Chairman Crapo Convenes Hearing on Wells Fargo
Idaho Senator Mike Crapo, Chairman of the United States Senate Committee on Banking, Housing and Urban Affairs, today delivered the following remarks during a full committee hearing entitled: “Wells Fargo: One Year Later.”
The text of Chairman Crapo’s remarks, as prepared, is below.
“Before we begin today, let me acknowledge that our nation is still mourning and remembering the lives lost in Las Vegas.
“Our condolences go out to the families affected by this heinous crime, and our thanks go to the courageous first responders, police and citizens who put their lives on the line to save others.
“I know that Senator Heller and Senator Cortez-Masto are currently in Nevada, and we will remain united in prayer and support during this difficult time.
“Today we will hear testimony from Wells Fargo Chief Executive Officer and President Tim Sloan.
“Just over a year ago, former Wells Fargo Chairman and Chief Executive Officer John Stumpf testified in front of this Committee on the bank’s fake-account scandal and his handling of its fallout.

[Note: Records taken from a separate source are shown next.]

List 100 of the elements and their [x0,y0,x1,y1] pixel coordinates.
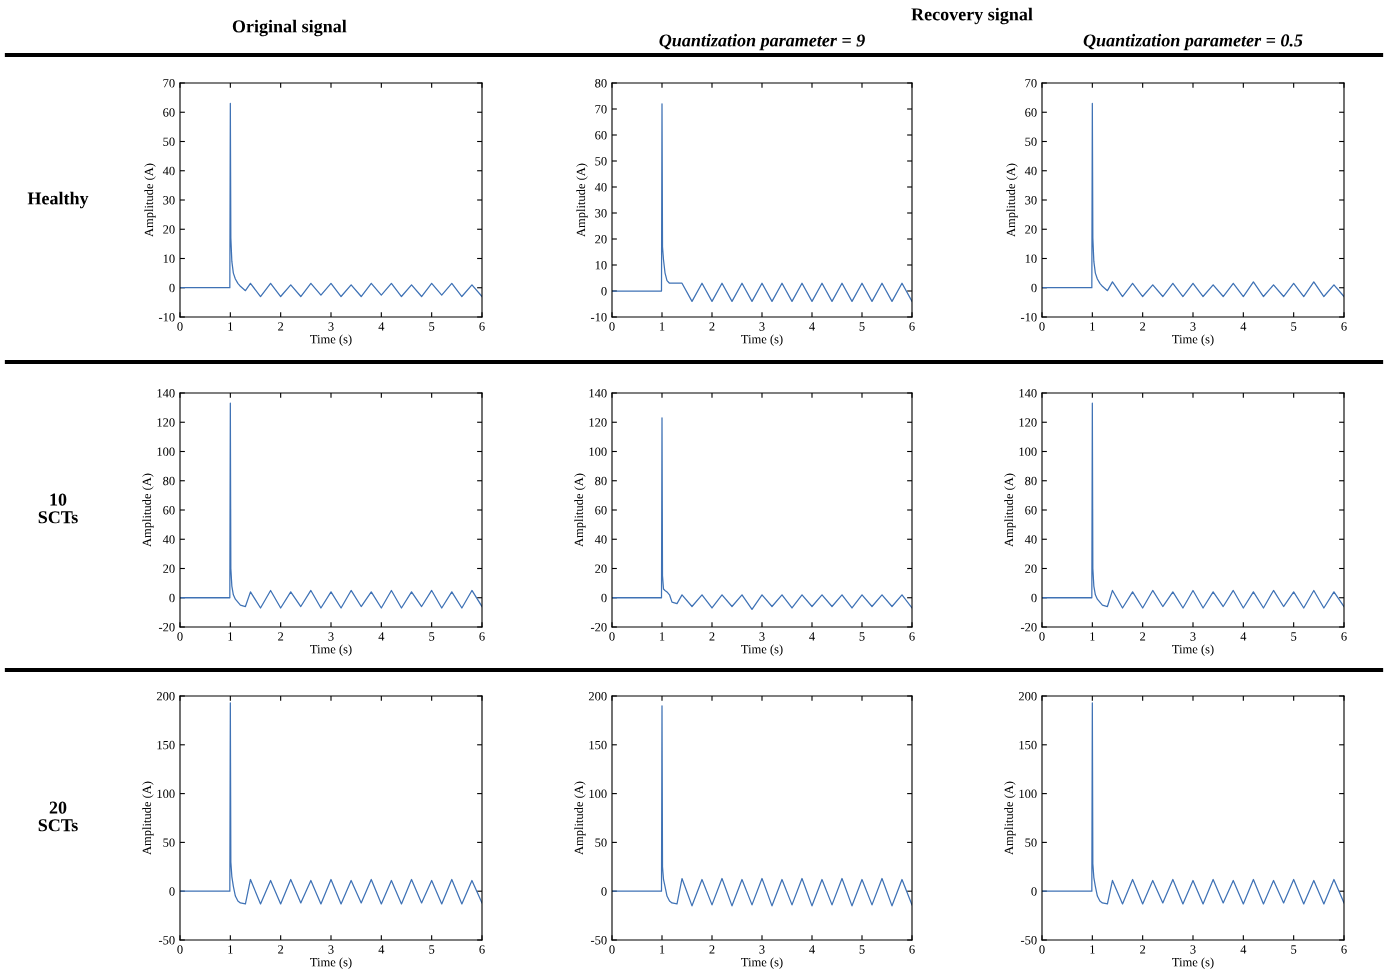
y-tick-label: 10 [163,254,175,263]
y-axis-title: Amplitude (A) [144,163,156,237]
x-tick-label: 6 [479,632,485,641]
y-axis-title: Amplitude (A) [574,473,586,547]
x-tick-label: 5 [859,632,865,641]
line-series [612,705,912,907]
x-tick-label: 4 [1240,945,1247,954]
y-tick-label: 20 [1025,225,1037,234]
y-tick-label: 200 [156,692,175,701]
x-tick-label: 2 [1140,632,1146,641]
y-tick-label: 80 [163,476,175,486]
line-series [180,702,482,905]
text: Recovery signal [911,7,1033,25]
x-axis-title: Time (s) [741,334,783,346]
x-tick-label: 3 [1190,322,1196,331]
x-tick-label: 6 [479,322,485,331]
x-axis-title: Time (s) [1172,957,1214,969]
x-tick-label: 2 [709,632,715,641]
y-tick-label: 40 [1024,166,1037,176]
x-tick-label: 0 [1039,632,1045,641]
y-tick-label: 0 [1031,887,1037,896]
line-series [612,103,912,303]
y-axis-title: Amplitude (A) [1006,163,1018,237]
y-tick-label: 0 [601,287,607,296]
y-tick-label: 0 [1031,283,1037,293]
x-tick-label: 2 [1140,322,1146,331]
x-tick-label: 1 [659,322,665,331]
y-tick-label: 60 [595,506,607,515]
y-tick-label: 30 [163,196,175,205]
y-tick-label: 0 [169,593,175,603]
y-tick-label: 40 [594,183,607,192]
x-tick-label: 4 [809,632,815,641]
y-tick-label: 20 [163,564,175,573]
y-tick-label: 50 [1025,838,1037,847]
x-tick-label: 4 [1240,632,1247,641]
x-tick-label: 5 [1291,322,1297,331]
x-axis-title: Time (s) [310,957,352,969]
y-tick-label: 20 [595,235,607,244]
y-tick-label: -50 [590,936,607,945]
y-axis-title: Amplitude (A) [1004,781,1016,855]
x-axis-title: Time (s) [310,334,352,346]
y-tick-label: -20 [158,623,175,632]
y-tick-label: 80 [595,476,607,486]
x-tick-label: 5 [1291,632,1297,641]
y-axis-title: Amplitude (A) [142,781,154,855]
y-tick-label: 140 [157,389,175,398]
x-tick-label: 0 [177,632,183,641]
y-tick-label: 70 [595,105,607,114]
y-axis-title: Amplitude (A) [142,473,154,547]
y-tick-label: 60 [1025,108,1037,117]
y-tick-label: 40 [1024,535,1037,544]
x-tick-label: 2 [278,945,284,954]
text: Healthy [27,191,89,209]
y-tick-label: 60 [595,131,607,140]
x-tick-label: 6 [909,945,915,954]
y-tick-label: 30 [1025,196,1037,205]
x-tick-label: 4 [378,322,385,331]
y-tick-label: 100 [1019,447,1037,456]
x-tick-label: 5 [1291,945,1297,954]
x-tick-label: 4 [1240,322,1247,331]
line-series [1042,702,1344,905]
y-tick-label: 20 [595,564,607,573]
y-tick-label: 30 [595,209,607,218]
x-tick-label: 5 [429,322,435,331]
y-tick-label: 150 [589,740,607,750]
x-tick-label: 1 [228,632,233,641]
x-tick-label: 2 [709,322,715,331]
x-tick-label: 1 [1090,632,1095,641]
x-tick-label: 4 [378,945,385,954]
y-tick-label: 50 [163,838,175,847]
x-tick-label: 2 [709,945,715,954]
y-tick-label: 50 [163,137,175,146]
x-tick-label: 6 [1341,322,1347,331]
x-tick-label: 6 [909,632,915,641]
y-tick-label: 100 [589,789,607,799]
line-series [1042,102,1344,298]
x-tick-label: 3 [759,632,765,641]
y-tick-label: 120 [1019,418,1037,427]
y-tick-label: 100 [1019,789,1037,799]
y-tick-label: 100 [157,447,175,456]
y-tick-label: 80 [595,79,607,88]
x-tick-label: 1 [228,322,233,331]
x-tick-label: 3 [759,322,765,331]
line-series [180,402,482,609]
y-tick-label: 70 [1025,79,1037,88]
y-tick-label: 60 [163,506,175,515]
x-tick-label: 2 [278,632,284,641]
x-axis-title: Time (s) [1172,334,1214,346]
y-tick-label: 150 [157,740,175,750]
y-tick-label: 0 [601,887,607,896]
y-tick-label: 120 [157,418,175,427]
line-series [1042,402,1344,609]
x-axis-title: Time (s) [741,644,783,656]
x-tick-label: 0 [177,945,183,954]
y-tick-label: -20 [590,623,607,632]
y-tick-label: 200 [588,692,607,701]
y-tick-label: 50 [595,838,607,847]
y-tick-label: 0 [1031,593,1037,603]
y-tick-label: 200 [1018,692,1037,701]
x-tick-label: 3 [328,322,334,331]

“Of the many issues emphasized by Committee members during that hearing was the need to hold executives accountable and to ensure that customers impacted would be made whole.
“Mr. Stumpf repeatedly committed that the bank would take necessary actions to make it right, and to restore the public’s and investors’ trust in the company.

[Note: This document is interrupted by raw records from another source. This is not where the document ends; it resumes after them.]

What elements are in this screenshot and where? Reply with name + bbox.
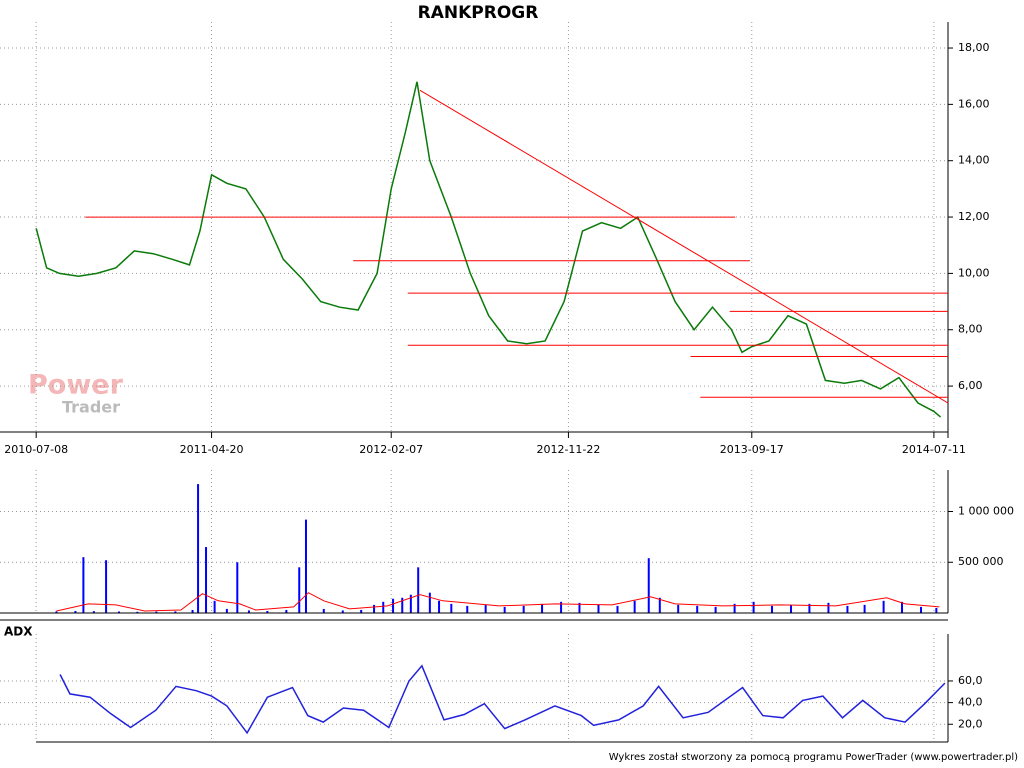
- volume-bar: [382, 601, 385, 613]
- panel-title: ADX: [4, 625, 33, 639]
- volume-bar: [401, 597, 404, 613]
- volume-bar: [428, 592, 431, 613]
- volume-bar: [197, 484, 200, 613]
- volume-bar: [771, 605, 774, 613]
- volume-bar: [846, 605, 849, 613]
- x-tick-label: 2012-02-07: [359, 443, 423, 456]
- y-tick-label: 1 000 000: [958, 504, 1014, 517]
- volume-bar: [616, 605, 619, 613]
- volume-bar: [213, 600, 216, 613]
- volume-bar: [298, 567, 301, 613]
- price-line: [35, 81, 942, 418]
- volume-bar: [503, 606, 506, 613]
- volume-bar: [808, 603, 811, 613]
- volume-bar: [882, 600, 885, 613]
- volume-average: [56, 592, 940, 612]
- y-tick-label: 12,00: [958, 210, 990, 223]
- y-tick-label: 500 000: [958, 555, 1004, 568]
- y-tick-label: 6,00: [958, 379, 983, 392]
- volume-bar: [417, 567, 420, 613]
- volume-bar: [373, 604, 376, 613]
- volume-bar: [55, 611, 58, 613]
- volume-bar: [236, 562, 239, 613]
- watermark: Trader: [62, 398, 120, 417]
- volume-bar: [733, 603, 736, 613]
- volume-bar: [677, 604, 680, 613]
- volume-bar: [658, 597, 661, 613]
- volume-bar: [935, 607, 938, 613]
- volume-bar: [341, 610, 344, 613]
- volume-bar: [285, 609, 288, 613]
- trend-line: [419, 89, 949, 404]
- volume-bar: [901, 601, 904, 613]
- y-tick-label: 40,0: [958, 696, 983, 709]
- volume-bar: [92, 611, 95, 613]
- volume-bar: [409, 594, 412, 613]
- volume-bar: [633, 600, 636, 613]
- volume-bar: [247, 610, 250, 613]
- volume-bar: [466, 605, 469, 613]
- volume-bar: [74, 610, 77, 613]
- y-tick-label: 10,00: [958, 266, 990, 279]
- volume-bar: [484, 604, 487, 613]
- y-tick-label: 16,00: [958, 97, 990, 110]
- footer: Wykres został stworzony za pomocą progra…: [609, 752, 1018, 763]
- volume-bar: [597, 604, 600, 613]
- x-tick-label: 2014-07-11: [902, 443, 966, 456]
- watermark: Power: [28, 370, 124, 401]
- volume-bar: [714, 606, 717, 613]
- volume-bar: [696, 605, 699, 613]
- volume-bar: [647, 558, 650, 613]
- volume-bar: [105, 560, 108, 613]
- y-tick-label: 20,0: [958, 717, 983, 730]
- volume-bar: [322, 608, 325, 613]
- volume-bar: [578, 602, 581, 613]
- chart-title: RANKPROGR: [418, 3, 539, 23]
- volume-bar: [438, 600, 441, 613]
- volume-bar: [82, 557, 85, 613]
- y-tick-label: 14,00: [958, 154, 990, 167]
- volume-bar: [174, 611, 177, 613]
- volume-bar: [790, 604, 793, 613]
- x-tick-label: 2011-04-20: [180, 443, 244, 456]
- x-tick-label: 2012-11-22: [536, 443, 600, 456]
- y-tick-label: 8,00: [958, 323, 983, 336]
- price-line: [59, 664, 946, 735]
- volume-bar: [117, 611, 120, 613]
- volume-bar: [752, 601, 755, 613]
- x-tick-label: 2010-07-08: [4, 443, 68, 456]
- volume-bar: [863, 604, 866, 613]
- volume-bar: [136, 611, 139, 613]
- volume-bar: [304, 519, 307, 613]
- volume-bar: [541, 603, 544, 613]
- volume-bar: [560, 601, 563, 613]
- volume-bar: [450, 603, 453, 613]
- volume-bar: [920, 606, 923, 613]
- x-tick-label: 2013-09-17: [720, 443, 784, 456]
- volume-bar: [827, 602, 830, 613]
- volume-bar: [191, 609, 194, 613]
- volume-bar: [266, 610, 269, 613]
- volume-bar: [225, 608, 228, 613]
- y-tick-label: 60,0: [958, 674, 983, 687]
- volume-bar: [360, 609, 363, 613]
- volume-bar: [205, 547, 208, 613]
- y-tick-label: 18,00: [958, 41, 990, 54]
- volume-bar: [392, 598, 395, 613]
- volume-bar: [155, 611, 158, 613]
- volume-bar: [522, 605, 525, 613]
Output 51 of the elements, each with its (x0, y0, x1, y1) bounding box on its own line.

“Incidents like these remind us of how critically important it is for companies to institute policies and procedures that foster customer protection, promptly identify and address problems, and treat customers fairly.
“Since that hearing, Wells Fargo has made changes to its corporate and managerial structure in an effort to address the concerns raised by this incident.
“However, new developments and disclosures at the bank during the last year merit new scrutiny.
“On August 31, 2017, Wells Fargo announced the results of an expanded review of retail banking accounts, which including accounts opened between January 2009 and September 2016.
“The expanded review found the number of potentially unauthorized accounts numbered 3.5 million instead of 2.1 million.
“Separately, the company discovered problems with respect to its auto Collateral Protection Insurance, or CPI, business and self-reported these issues to its regulators.
“In response to customer complaints, Wells Fargo reviewed policies purchased on behalf of customers between 2012 and 2017, and found that up to 800,000 customers may have been harmed by Wells Fargo’s CPI practices.
“The end result was that customers were charged for car insurance that they did not need and some had their vehicles wrongfully repossessed.
“For families, having your car repossessed or credit compromised is devastating.
“These new developments raise a number of questions that Wells Fargo must answer including:
“What has Wells Fargo done to ensure that customers affected by any of these issues are or will be made whole?
“In more complex cases where customers’ credit scores were negatively affected, how is Wells Fargo working with other parties to restore those credit scores and return amounts in those instances where customers experienced higher borrowing costs?
“What structural and cultural changes has Wells Fargo made in the last year to address both past issues and new revelations, and what evidence is there that new policies and procedures are effective?
“Finally, as members asked last year, what has been the involvement of regulators since the initial incident, and in response to the new disclosures?
“We welcome your comments on these matters.”